Wetboek-online maakt gebruik van cookies. sluiten
bladeren
zoeken

Jurisprudentie

BH6264

Datum uitspraak2009-03-13
Datum gepubliceerd2009-03-17
RechtsgebiedStraf
Soort ProcedureRaadkamer
Instantie naamGerechtshof Leeuwarden
Zaaknummers000278-08
Statusgepubliceerd


Indicatie

Nu het niet gaat om een overtreding van een bijzondere voorwaarde, maar om het plegen van een strafbaar feit voor het einde van de proeftijd, is ingevolge artikel 14g, derde lid, Wetboek van strafrecht niet het hof bevoegd ten aanzien van de vordering tot tenuitvoerlegging, maar de rechtbank die in eerste aanleg tot kennisneming van dat nieuwe feit bevoegd is.


Uitspraak

GERECHTSHOF TE LEEUWARDEN Arrest van 13 maart 2009 van het gerechtshof te Leeuwarden, meervoudige strafkamer, op de vordering ex artikel 14g van het Wetboek van Strafrecht van de advocaat-generaal bij het ressortsparket te Leeuwarden van 16 april 2008, in de strafzaak tegen de veroordeelde: [veroordeelde], geboren [1983] te [geboorteplaats], zonder vaste woon- of verblijfplaats hier te lande, thans verblijvende in de P.I. Noord - gevangenis De Marwei te Leeuwarden, ter terechtzitting verschenen.
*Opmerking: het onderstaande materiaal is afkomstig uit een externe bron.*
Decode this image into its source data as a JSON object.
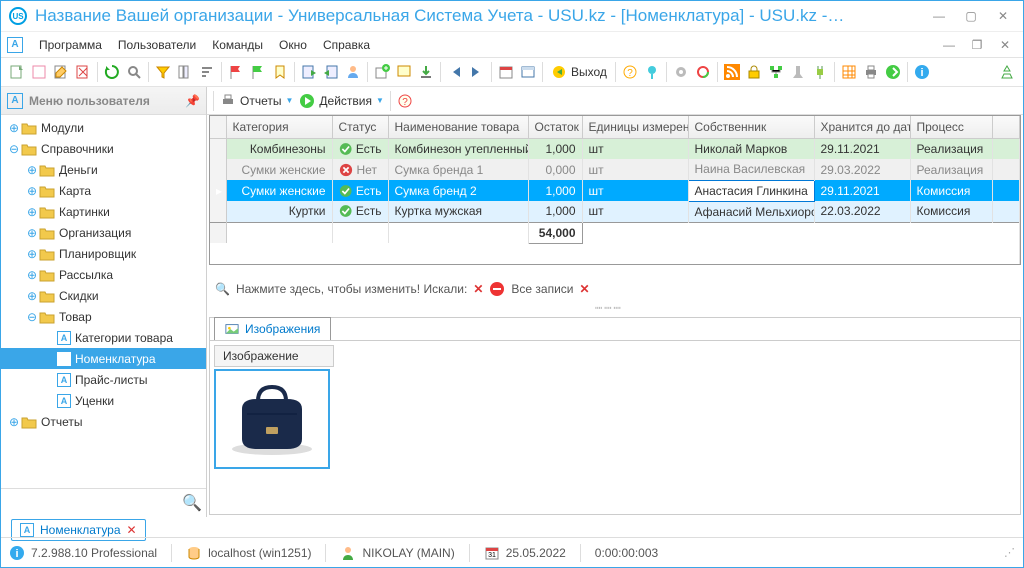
{
  "window": {
    "title": "Название Вашей организации - Универсальная Система Учета - USU.kz - [Номенклатура] - USU.kz -…"
  },
  "menu": {
    "program": "Программа",
    "users": "Пользователи",
    "commands": "Команды",
    "window": "Окно",
    "help": "Справка"
  },
  "toolbar_exit": "Выход",
  "sidebar": {
    "title": "Меню пользователя",
    "items": [
      {
        "label": "Модули",
        "level": 0,
        "folder": true,
        "toggle": "+"
      },
      {
        "label": "Справочники",
        "level": 0,
        "folder": true,
        "toggle": "-"
      },
      {
        "label": "Деньги",
        "level": 1,
        "folder": true,
        "toggle": "+"
      },
      {
        "label": "Карта",
        "level": 1,
        "folder": true,
        "toggle": "+"
      },
      {
        "label": "Картинки",
        "level": 1,
        "folder": true,
        "toggle": "+"
      },
      {
        "label": "Организация",
        "level": 1,
        "folder": true,
        "toggle": "+"
      },
      {
        "label": "Планировщик",
        "level": 1,
        "folder": true,
        "toggle": "+"
      },
      {
        "label": "Рассылка",
        "level": 1,
        "folder": true,
        "toggle": "+"
      },
      {
        "label": "Скидки",
        "level": 1,
        "folder": true,
        "toggle": "+"
      },
      {
        "label": "Товар",
        "level": 1,
        "folder": true,
        "toggle": "-"
      },
      {
        "label": "Категории товара",
        "level": 2,
        "a": true
      },
      {
        "label": "Номенклатура",
        "level": 2,
        "a": true,
        "selected": true
      },
      {
        "label": "Прайс-листы",
        "level": 2,
        "a": true
      },
      {
        "label": "Уценки",
        "level": 2,
        "a": true
      },
      {
        "label": "Отчеты",
        "level": 0,
        "folder": true,
        "toggle": "+"
      }
    ]
  },
  "content_toolbar": {
    "reports": "Отчеты",
    "actions": "Действия"
  },
  "grid": {
    "columns": [
      "Категория",
      "Статус",
      "Наименование товара",
      "Остаток",
      "Единицы измерения",
      "Собственник",
      "Хранится до даты",
      "Процесс"
    ],
    "rows": [
      {
        "cat": "Комбинезоны",
        "status_ok": true,
        "status": "Есть",
        "name": "Комбинезон утепленный",
        "qty": "1,000",
        "unit": "шт",
        "owner": "Николай Марков",
        "date": "29.11.2021",
        "proc": "Реализация",
        "cls": "r-green"
      },
      {
        "cat": "Сумки женские",
        "status_ok": false,
        "status": "Нет",
        "name": "Сумка бренда 1",
        "qty": "0,000",
        "unit": "шт",
        "owner": "Наина Василевская",
        "date": "29.03.2022",
        "proc": "Реализация",
        "cls": "r-gray"
      },
      {
        "cat": "Сумки женские",
        "status_ok": true,
        "status": "Есть",
        "name": "Сумка бренд 2",
        "qty": "1,000",
        "unit": "шт",
        "owner": "Анастасия Глинкина",
        "date": "29.11.2021",
        "proc": "Комиссия",
        "cls": "r-sel"
      },
      {
        "cat": "Куртки",
        "status_ok": true,
        "status": "Есть",
        "name": "Куртка мужская",
        "qty": "1,000",
        "unit": "шт",
        "owner": "Афанасий Мельхиоров",
        "date": "22.03.2022",
        "proc": "Комиссия",
        "cls": "r-blue"
      }
    ],
    "sum": "54,000"
  },
  "filter": {
    "hint": "Нажмите здесь, чтобы изменить! Искали:",
    "all": "Все записи"
  },
  "images": {
    "tab": "Изображения",
    "label": "Изображение"
  },
  "bottom_tab": "Номенклатура",
  "status": {
    "version": "7.2.988.10 Professional",
    "db": "localhost (win1251)",
    "user": "NIKOLAY (MAIN)",
    "date": "25.05.2022",
    "time": "0:00:00:003"
  }
}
De vordering van de advocaat-generaal De advocaat-generaal vordert dat last zal worden gegeven tot tenuitvoerlegging van het voorwaardelijk deel van de bij arrest van dit hof van 18 januari 2006 opgelegde gevangenisstraf, ten aanzien waarvan de volgende bijzondere voorwaarde is gesteld: - dat de veroordeelde zich zal stellen onder toezicht van de Stichting Reclassering Nederland en zich zal gedragen naar de aanwijzingen door die instelling hem in zijn reclasseringsbelang te geven. De behandeling Het hof heeft gezien de stukken. De zaak is behandeld ter openbare terechtzitting van 27 februari 2009. Het hof heeft gehoord de advocaat-generaal en de veroordeelde. De bevoegdheid van het hof Blijkens het Afloopbericht toezicht d.d. 13 februari 2008 van Verslavingszorg Noord Nederland heeft de veroordeelde zich gehouden aan de voorschriften en aanwijzingen van de reclassering. Het toezicht is desondanks beƫindigd omdat de veroordeelde zich binnen de proeftijd opnieuw schuldig heeft gemaakt aan een strafbaar feit. Nu het niet gaat om een overtreding van een bijzondere voorwaarde, maar om het plegen van een strafbaar feit voor het einde van de proeftijd, is ingevolge artikel 14g, derde lid, Wetboek van strafrecht niet het hof bevoegd ten aanzien van de vordering tot tenuitvoerlegging, maar de rechtbank die in eerste aanleg tot kennisneming van dat nieuwe feit bevoegd is. De uitspraak Het hof: verklaart zich onbevoegd om van de vordering kennis te nemen. Dit arrest is gewezen door mr. H.J. Deuring, als voorzitter en mrs. H.M. Poelman en J.J. Beswerda, in tegenwoordigheid van mr. H. de Ruijter, als griffier.